The generalized eigenvalue problem is a mathematical problem that arises in many areas of science and engineering. It is a generalization of the standard eigenvalue problem, where we seek the eigenvalues and eigenvectors of a square matrix. In the generalized eigenvalue problem, we consider two square matrices \(\symbf{A}\) and \(\symbf{B}\), and we seek the eigenvalues \(\lambda\) and eigenvectors \(\symbf{x}\) that satisfy the equation

\[\begin{equation}\label{eq:gen_eig} \symbf{A}\symbf{C}=\symbf{B}\symbf{C}\symbf{\Lambda}, \end{equation}\]

where \(\symbf{C}\) is a matrix of eigenvectors and \(\symbf{\Lambda}\) is a diagonal matrix of eigenvalues. The quick way to solve the generalized eigenvalue problem is to transform it into a standard eigenvalue problem by multiplying both sides of the equation by the inverse of \(\symbf{B}\) as

\[\begin{equation} \symbf{B}^{-1}\symbf{A}\symbf{C}=\symbf{C}\symbf{\Lambda}. \end{equation}\]

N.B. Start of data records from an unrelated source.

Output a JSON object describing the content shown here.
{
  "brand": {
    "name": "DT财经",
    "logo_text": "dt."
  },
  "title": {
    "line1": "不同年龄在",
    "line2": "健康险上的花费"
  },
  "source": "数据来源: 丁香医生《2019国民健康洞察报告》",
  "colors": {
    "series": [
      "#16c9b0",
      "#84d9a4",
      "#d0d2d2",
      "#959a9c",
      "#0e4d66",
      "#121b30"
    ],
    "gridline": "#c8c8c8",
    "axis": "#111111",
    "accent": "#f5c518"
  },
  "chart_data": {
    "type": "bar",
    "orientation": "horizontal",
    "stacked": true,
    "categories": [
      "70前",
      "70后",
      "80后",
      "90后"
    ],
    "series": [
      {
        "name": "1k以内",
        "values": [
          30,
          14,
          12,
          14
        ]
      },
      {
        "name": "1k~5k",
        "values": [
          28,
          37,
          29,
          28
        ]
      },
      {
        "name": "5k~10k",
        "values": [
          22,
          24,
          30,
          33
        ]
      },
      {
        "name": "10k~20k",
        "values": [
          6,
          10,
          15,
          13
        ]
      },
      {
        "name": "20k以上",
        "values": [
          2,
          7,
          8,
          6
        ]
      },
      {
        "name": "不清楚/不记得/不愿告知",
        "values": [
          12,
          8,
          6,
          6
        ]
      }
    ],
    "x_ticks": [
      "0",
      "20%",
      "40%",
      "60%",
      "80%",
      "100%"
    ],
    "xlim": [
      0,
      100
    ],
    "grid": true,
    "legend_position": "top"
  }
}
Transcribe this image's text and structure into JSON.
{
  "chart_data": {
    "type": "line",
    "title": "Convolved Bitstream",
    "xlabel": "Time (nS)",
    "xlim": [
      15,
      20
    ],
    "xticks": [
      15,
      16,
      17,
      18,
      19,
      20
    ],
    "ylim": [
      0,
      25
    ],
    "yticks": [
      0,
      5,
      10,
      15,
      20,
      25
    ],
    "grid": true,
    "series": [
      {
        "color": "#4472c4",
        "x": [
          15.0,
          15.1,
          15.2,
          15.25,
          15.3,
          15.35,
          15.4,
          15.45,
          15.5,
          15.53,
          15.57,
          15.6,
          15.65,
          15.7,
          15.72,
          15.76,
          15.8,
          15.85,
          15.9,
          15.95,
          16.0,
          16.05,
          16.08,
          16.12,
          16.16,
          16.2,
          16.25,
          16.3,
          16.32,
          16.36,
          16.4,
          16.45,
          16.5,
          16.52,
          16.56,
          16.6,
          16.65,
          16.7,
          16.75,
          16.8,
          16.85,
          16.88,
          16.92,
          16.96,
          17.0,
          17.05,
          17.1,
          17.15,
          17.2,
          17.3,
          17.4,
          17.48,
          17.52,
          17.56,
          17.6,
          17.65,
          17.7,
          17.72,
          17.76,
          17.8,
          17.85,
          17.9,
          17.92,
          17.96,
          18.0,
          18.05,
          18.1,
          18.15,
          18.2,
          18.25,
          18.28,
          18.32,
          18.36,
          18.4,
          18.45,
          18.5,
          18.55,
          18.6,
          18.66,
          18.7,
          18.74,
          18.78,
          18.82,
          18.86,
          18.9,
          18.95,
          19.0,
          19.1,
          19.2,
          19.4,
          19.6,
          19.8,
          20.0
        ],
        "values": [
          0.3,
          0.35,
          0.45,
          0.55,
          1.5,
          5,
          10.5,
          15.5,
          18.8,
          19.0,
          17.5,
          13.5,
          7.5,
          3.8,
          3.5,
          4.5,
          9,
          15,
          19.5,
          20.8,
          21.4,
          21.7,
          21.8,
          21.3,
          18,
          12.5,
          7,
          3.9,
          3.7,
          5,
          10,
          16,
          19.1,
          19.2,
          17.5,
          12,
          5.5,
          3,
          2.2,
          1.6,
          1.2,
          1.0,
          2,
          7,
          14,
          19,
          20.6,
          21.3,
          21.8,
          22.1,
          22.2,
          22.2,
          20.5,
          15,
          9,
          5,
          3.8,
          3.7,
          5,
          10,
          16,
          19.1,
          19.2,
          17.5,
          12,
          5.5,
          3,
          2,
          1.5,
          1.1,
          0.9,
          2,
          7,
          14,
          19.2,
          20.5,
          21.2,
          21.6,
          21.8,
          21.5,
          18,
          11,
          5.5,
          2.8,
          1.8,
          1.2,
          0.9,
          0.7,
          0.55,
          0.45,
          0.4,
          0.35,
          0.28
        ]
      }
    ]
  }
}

This method is not always numerically stable, especially when the matrices \(\symbf{A}\) and \(\symbf{B}\) are ill-conditioned. Should you try to use this method for the Roothaan equations in the Hartree–Fock method, you would find that the solution is is not correct. A more stable approach is to modify the equation \eqref{eq:gen_eig} as

\[\begin{align} \symbf{A}\symbf{C}&=\symbf{B}\symbf{C}\symbf{\Lambda}\nonumber \\ \symbf{B}^{-\frac{1}{2}}\symbf{A}\symbf{C}&=\symbf{B}^{\frac{1}{2}}\symbf{C}\symbf{\Lambda}\nonumber \\ \symbf{B}^{-\frac{1}{2}}\symbf{A}\symbf{B}^{-\frac{1}{2}}\symbf{B}^{\frac{1}{2}}\symbf{C}&=\symbf{B}^{\frac{1}{2}}\symbf{C}\symbf{\Lambda}, \end{align}\]

where we solve the standard eigenvalue problem for the matrix \(\symbf{B}^{-\frac{1}{2}}\symbf{A}\symbf{B}^{-\frac{1}{2}}\) and obtain the eigenvectors \(\symbf{B}^{\frac{1}{2}}\symbf{C}\) and eigenvalues \(\symbf{\Lambda}\). The eigenvectors of the original problem are then given by \(\symbf{C}=\symbf{B}^{-\frac{1}{2}}\symbf{B}^{\frac{1}{2}}\symbf{C}\) and the eigenvalues are the same.